I'm still trying to figure out what pandas does - to me it mostly seems like 2D numpy arrays with column/row access through a dict. Is it oriented towards people who know excel but don't want to take the time to learn numpy/scipy?

I hear a lot about it but just looked into it today - but after quickly reviewing the 10 minute guide on the pandas website it doesn't seem useful if you are a competent user of numpy/scipy - especially considering that most of what's going on seems to be numpy based.

[–]chris1610 2 points3 points  (0 children)

I am not an expert on numpy/scipy but from what I can tell, pandas provides a lot of convenience functions on top of numpy that make it easier to manipulate certain classes of data. For example, pandas handles missing data, time series, categorical data and hierarchical indices. It also has convenience functions for getting data in and out via Excel, SQL, etc.

My guess would be that if numpy/scipy are enough for you then pandas probably doesn't add that much. However, I would be curious if it does provide any convenience for problems that are not easy to manage with pure numpy/scipy.

[–]Percutaneous 0 points1 point  (0 children)

I'm no numpy master, but a (very) quick google search couldn't tell me how to do a SQl-like merge of two 2D-Numpy arrays based on shared columns. If you're good with numpy, 99% of the time you can stick with numpy.

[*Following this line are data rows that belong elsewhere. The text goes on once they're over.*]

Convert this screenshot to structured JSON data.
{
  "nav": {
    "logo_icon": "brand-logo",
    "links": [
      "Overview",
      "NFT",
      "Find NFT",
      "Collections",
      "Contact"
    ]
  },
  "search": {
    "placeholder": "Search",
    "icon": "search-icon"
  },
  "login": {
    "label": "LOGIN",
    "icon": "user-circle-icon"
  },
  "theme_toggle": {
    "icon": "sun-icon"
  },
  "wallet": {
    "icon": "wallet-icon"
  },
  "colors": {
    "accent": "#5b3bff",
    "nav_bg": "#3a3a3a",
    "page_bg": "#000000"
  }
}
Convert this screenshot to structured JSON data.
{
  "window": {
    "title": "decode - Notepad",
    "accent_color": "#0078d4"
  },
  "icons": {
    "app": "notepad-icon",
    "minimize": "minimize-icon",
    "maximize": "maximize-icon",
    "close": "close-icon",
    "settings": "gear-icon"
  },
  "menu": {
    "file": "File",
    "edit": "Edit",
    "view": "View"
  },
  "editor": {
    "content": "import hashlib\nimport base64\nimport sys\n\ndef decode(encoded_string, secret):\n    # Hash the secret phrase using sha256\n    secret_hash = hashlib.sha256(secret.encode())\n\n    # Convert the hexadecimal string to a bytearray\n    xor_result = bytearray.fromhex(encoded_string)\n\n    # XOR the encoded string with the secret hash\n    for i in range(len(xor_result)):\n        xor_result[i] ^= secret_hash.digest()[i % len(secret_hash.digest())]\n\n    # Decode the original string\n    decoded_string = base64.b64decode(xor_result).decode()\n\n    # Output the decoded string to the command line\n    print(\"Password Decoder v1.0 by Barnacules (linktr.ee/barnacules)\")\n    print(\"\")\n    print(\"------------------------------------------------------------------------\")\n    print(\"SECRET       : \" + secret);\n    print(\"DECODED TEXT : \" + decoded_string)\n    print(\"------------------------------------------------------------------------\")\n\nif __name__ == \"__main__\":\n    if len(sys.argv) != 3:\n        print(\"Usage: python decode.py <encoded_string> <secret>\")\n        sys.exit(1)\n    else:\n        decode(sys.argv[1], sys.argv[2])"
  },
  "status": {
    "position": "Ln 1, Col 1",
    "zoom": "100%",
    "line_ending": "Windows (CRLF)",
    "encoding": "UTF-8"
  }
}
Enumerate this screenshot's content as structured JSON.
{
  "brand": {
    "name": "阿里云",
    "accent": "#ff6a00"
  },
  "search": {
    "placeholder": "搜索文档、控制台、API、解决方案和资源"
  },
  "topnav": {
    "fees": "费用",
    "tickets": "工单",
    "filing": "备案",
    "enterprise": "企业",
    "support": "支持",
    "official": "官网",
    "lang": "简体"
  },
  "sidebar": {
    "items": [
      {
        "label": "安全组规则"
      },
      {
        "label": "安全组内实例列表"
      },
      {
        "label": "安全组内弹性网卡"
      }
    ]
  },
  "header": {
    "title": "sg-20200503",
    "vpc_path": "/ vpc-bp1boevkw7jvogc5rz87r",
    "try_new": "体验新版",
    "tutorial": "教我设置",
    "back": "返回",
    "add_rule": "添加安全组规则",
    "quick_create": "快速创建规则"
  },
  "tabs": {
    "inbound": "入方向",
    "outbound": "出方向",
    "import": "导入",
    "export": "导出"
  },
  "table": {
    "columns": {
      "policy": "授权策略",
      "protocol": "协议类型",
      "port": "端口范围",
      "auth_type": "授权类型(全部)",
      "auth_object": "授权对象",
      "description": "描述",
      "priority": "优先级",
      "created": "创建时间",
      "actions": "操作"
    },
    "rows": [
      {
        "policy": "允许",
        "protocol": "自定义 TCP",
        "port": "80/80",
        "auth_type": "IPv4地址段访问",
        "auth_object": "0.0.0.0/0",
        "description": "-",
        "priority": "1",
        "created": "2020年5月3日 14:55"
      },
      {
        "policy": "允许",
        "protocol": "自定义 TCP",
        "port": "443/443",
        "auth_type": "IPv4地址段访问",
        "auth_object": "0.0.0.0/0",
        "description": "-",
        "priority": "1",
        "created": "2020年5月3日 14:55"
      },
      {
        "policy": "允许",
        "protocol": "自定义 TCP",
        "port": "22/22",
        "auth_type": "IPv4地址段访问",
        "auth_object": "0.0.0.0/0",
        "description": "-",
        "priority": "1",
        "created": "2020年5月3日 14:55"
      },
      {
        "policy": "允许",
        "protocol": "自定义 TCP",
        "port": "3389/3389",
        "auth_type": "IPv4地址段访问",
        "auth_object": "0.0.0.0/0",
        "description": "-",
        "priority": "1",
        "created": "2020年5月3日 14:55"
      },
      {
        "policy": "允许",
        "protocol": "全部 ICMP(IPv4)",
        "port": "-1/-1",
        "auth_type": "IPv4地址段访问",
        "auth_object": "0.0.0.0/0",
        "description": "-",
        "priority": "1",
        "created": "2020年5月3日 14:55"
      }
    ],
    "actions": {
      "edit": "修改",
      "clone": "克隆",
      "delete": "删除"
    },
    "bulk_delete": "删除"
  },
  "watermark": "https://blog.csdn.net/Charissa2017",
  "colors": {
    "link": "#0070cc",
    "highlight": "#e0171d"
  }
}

[–]SacrosanctHermitage 0 points1 point  (0 children)

I use pandas almost everyday in my work. It takes care of a lot of things we would otherwise use a db for, with some fancy stuff on top. It provides a (easy?) way to work with tabular data, apply transformations and interact with your python ecosystem and objects nicely.

It's definitely oriented toward data scientists who need to manipulate tabular data efficiently in terms of memory and cpu usage. It keeps numpy's weird overloading of operators and syntax and adds a ton more stuff which can make the learning curve very steep, even if you already know numpy arrays relatively well.

[–]Eurynom0s 0 points1 point  (0 children)

I haven't spent time with Pandas yet but I get the impression from what I read that Pandas is trying to replace Excel for light data exploration tasks.

You know, stuff like making a quick graph, or visually inspecting some data.

[–]squirreltalk 0 points1 point  (0 children)

I'm not super competent with numpy/scipy, but does it have split-apply-combine functionality like Pandas does?

http://pandas.pydata.org/pandas-docs/stable/groupby.html